Le locataire en chef vous a-t-il paru transformé?
François Hollande a changé, oui. Il a désormais une attitude plus grave, plus solennelle, à l’image du décor dans lequel il évolue… Ça se voit même physiquement, il est plus marqué, plus tendu. Mais ça reste quelqu'un de très accessible, très affable, d'un abord et aux manières très sympathiques. Il a surtout changé en termes d'énergie: je l'ai vu électrisé durant la campagne présidentielle, et c'est normal car c'est un exercice «dopant». Tout le monde est porté par ce truc qui monte, qui monte, et puis quand c'est fini, le soufflé retombe forcément.
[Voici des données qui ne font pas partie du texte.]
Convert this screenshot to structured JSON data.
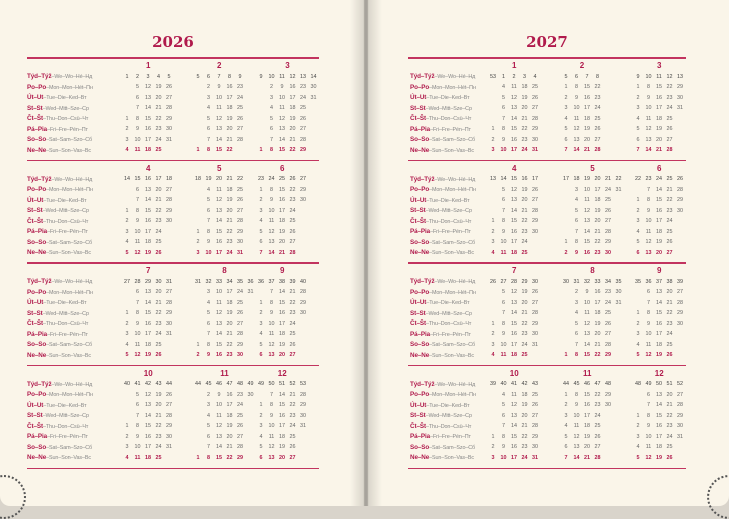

C'est un peu à l'image de la courbe de popularité du Président. J'aurais presque dû sous-titrer mon bouquin sur la campagne «L'ascension» et celui-ci «Le déclin» (rires). Désormais, il encaisse. Une journaliste me disait que ce n'était pas l'élection qui faisait le président, mais sa capacité à encaisser et à gérer les actualités, parfois dramatiques, qui lui arrivent en pleine figure. Les attentats du 7 janvier, par exemple, que j'évoque en fin d'album et suite auxquels j'ai pu constater le sang-froid avec lequel Hollande a géré la chose.
Vous étiez à l'Élysée le jour de l'attentat contre Charlie Hebdo?
Oui. L'atmosphère y était terrible. François Hollande a fait un direct à 20h et je peux vous affirmer que l'homme qu'on voit est le même une fois les caméras éteintes. Il n'est pas dans la représentation, comme certains le lui reprochent parfois.
Comment ont réagi les personnels qui apparaissent dans votre album?
Pour l'instant, j'ai peu de retour et les premières réactions sont évidemment diverses: certains ne sont pas ravis de l'image que je donne d'eux alors que d'autres, comme le chef cuisinier, en sont super-contents. François Hollande lira-t-il l'album ou pas? Je n'en sais rien, mais je lui en dédicacerai un exemplaire, comme à tous les intervenants.